Plaintiffs assign a number of statements in the closing argument of counsel for defendant as misconduct so prejudicial as to require a new trial. We agree that on several occasions defendant’s argument went beyond what would have been necessary to properly comment on the evidence. Part of the argument was devoted to matters which were not particularly relevant to the merits of the controversy and clearly must have been injected for its influential effect on the jury. There were other insinuations or accusations to the effect that plaintiffs’ attorney had attempted to conceal facts from the jury by failing to call a certain witness, Delores Horeish, or that he had tried to influence the testimony of that witness. There appears to be no evidence in the record which would support
While we do not at any time sanction or condone improper arguments on the part of counsel on either side in any case, the offended party ordinarily must suggest to the trial court, before the jury retires, that part of the argument which he considers objectionable and must request proper or appropriate instructions to correct the claimed errors. State v. Jansen, 207 Minn. 250, 290 N. W. 557. As stated in Eilola v. Oliver I. Min.

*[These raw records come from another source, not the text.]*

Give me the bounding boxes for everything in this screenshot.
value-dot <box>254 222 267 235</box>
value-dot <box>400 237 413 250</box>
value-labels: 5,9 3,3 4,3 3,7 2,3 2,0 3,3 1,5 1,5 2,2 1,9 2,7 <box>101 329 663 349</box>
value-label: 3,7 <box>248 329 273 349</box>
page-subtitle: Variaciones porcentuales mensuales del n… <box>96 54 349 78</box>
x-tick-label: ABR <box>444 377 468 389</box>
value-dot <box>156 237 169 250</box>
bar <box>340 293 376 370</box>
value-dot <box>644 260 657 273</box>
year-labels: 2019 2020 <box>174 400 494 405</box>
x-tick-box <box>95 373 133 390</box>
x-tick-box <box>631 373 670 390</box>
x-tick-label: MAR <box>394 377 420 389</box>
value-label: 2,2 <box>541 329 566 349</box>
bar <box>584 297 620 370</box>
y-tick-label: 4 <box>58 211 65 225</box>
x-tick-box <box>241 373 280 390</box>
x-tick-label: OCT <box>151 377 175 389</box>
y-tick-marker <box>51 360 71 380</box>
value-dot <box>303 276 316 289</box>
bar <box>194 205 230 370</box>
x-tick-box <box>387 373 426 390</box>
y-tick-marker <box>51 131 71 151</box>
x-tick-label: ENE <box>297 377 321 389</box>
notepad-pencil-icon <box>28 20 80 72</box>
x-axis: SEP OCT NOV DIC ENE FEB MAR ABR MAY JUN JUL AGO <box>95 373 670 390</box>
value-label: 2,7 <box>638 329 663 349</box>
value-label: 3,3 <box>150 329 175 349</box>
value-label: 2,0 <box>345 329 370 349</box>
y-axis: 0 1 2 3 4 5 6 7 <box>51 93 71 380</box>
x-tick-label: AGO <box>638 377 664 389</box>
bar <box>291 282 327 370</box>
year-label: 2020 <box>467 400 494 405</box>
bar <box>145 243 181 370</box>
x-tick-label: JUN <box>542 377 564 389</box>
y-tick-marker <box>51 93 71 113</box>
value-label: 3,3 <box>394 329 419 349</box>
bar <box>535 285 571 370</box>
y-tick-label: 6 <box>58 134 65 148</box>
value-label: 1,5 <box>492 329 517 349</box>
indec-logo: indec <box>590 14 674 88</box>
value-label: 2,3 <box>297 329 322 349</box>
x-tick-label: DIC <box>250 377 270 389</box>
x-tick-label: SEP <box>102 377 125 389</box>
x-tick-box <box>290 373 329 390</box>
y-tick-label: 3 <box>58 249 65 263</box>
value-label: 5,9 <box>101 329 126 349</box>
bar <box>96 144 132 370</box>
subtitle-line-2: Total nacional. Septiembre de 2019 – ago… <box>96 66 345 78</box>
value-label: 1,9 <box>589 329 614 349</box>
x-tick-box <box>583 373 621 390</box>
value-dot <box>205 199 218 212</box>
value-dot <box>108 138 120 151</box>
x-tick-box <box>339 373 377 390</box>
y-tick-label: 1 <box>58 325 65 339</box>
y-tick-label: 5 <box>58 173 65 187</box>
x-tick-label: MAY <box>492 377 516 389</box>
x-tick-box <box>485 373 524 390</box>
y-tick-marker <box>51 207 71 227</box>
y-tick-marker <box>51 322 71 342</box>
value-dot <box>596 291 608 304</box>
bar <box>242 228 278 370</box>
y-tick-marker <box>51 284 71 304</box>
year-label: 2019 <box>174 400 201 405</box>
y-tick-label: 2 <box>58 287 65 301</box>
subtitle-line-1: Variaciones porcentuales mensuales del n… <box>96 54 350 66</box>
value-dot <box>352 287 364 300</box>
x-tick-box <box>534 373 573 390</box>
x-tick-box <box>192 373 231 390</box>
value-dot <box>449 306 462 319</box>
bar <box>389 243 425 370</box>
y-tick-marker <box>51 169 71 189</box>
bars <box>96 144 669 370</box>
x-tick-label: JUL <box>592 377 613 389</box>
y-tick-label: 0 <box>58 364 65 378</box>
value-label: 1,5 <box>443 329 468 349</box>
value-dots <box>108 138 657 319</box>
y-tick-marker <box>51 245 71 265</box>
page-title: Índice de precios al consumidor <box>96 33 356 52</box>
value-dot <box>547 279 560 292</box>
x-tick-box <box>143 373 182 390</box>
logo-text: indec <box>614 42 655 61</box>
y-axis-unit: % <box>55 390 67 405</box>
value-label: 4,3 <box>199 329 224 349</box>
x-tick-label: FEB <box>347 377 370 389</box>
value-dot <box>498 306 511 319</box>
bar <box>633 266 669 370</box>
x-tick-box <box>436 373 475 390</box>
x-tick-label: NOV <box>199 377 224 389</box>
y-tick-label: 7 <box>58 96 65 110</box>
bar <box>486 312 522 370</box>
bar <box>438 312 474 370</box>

Co. 201 Minn. 77, 80, 275 N. W. 408, 409:
“* * * Ordinarily, in order to obtain a review of misconduct of counsel in argument, there must be an objection at the time of the alleged misconduct, a request by the party claiming to be prejudiced for appropriate corrective action, and a failure of the trial court to rule or act. * * *
* * * #
“* * * Ordinarily, expression of satisfaction with the charge by counsel and failure to call the court’s attention to errors before the jury retires would suggest that errors complained of were not deemed to be prejudicial by counsel at the time.”
It is our opinion that there was neither a timely request for appropriate corrective action nor a failure on the part of the trial court to act on such a request which would permit us now to review the alleged misconduct, unless it was so flagrant and reprehensible that the trial court should have acted on its own motion to correct it. See, Magistad v. Potter, 227 Minn. 570, 36 N. W. (2d) 400;
We have carefully considered the argument in its entirety, and, while we can understand why counsel for plaintiffs did not approve of some of the things said or insinuations made in the argument by defendant’s counsel, we cannot say that they were so flagrant or reprehensible as to have required the court to act on its own motion to correct the situation, as this court considered should have been done in Magistad v. Potter, supra. While it is regrettable that in the heat of a legal controversy such incidents occur from time to time in closing argument, modern juries generally are keen and alert and usually sift the “wheat from the chaff” when they retire to a jury room to consider the case in its entirety. Flemming v. Thorson, 231 Minn. 343, 43 N. W. (2d) 225. See, also, Murphy v. Barlow Realty Co. 214 Minn. 64, 7 N. W. (2d) 684, quoting from Devine v. Chicago City Ry. Co. 167 Ill. App. 361, 364.
We have carefully considered the balance of plaintiffs’ assignments of error and conclude that they do not justify the granting of a new trial.
Affirmed.
See, Tully v. Flour City Coal & Oil Co. 191 Minn. 84, 253 N. W. 22; Vogel v. Nash-Finch Co. 196 Minn. 509, 265 N. W. 350; Becker v. Northland Transp. Co. 200 Minn. 272, 274 N. W. 180, 275 N. W. 510; Twa v. Northland Greyhound Lines, Inc. 201 Minn. 234, 275 N. W. 846; Martini v. Johnson, 204 Minn. 556, 284 N. W. 433; Johnson v. Kutches, 205 Minn. 383, 285 N. W. 881; Olson v. Duluth, M. & I. R. Ry. Co. 213 Minn. 106, 5 N. W. (2d) 492 (see dissenting opinion).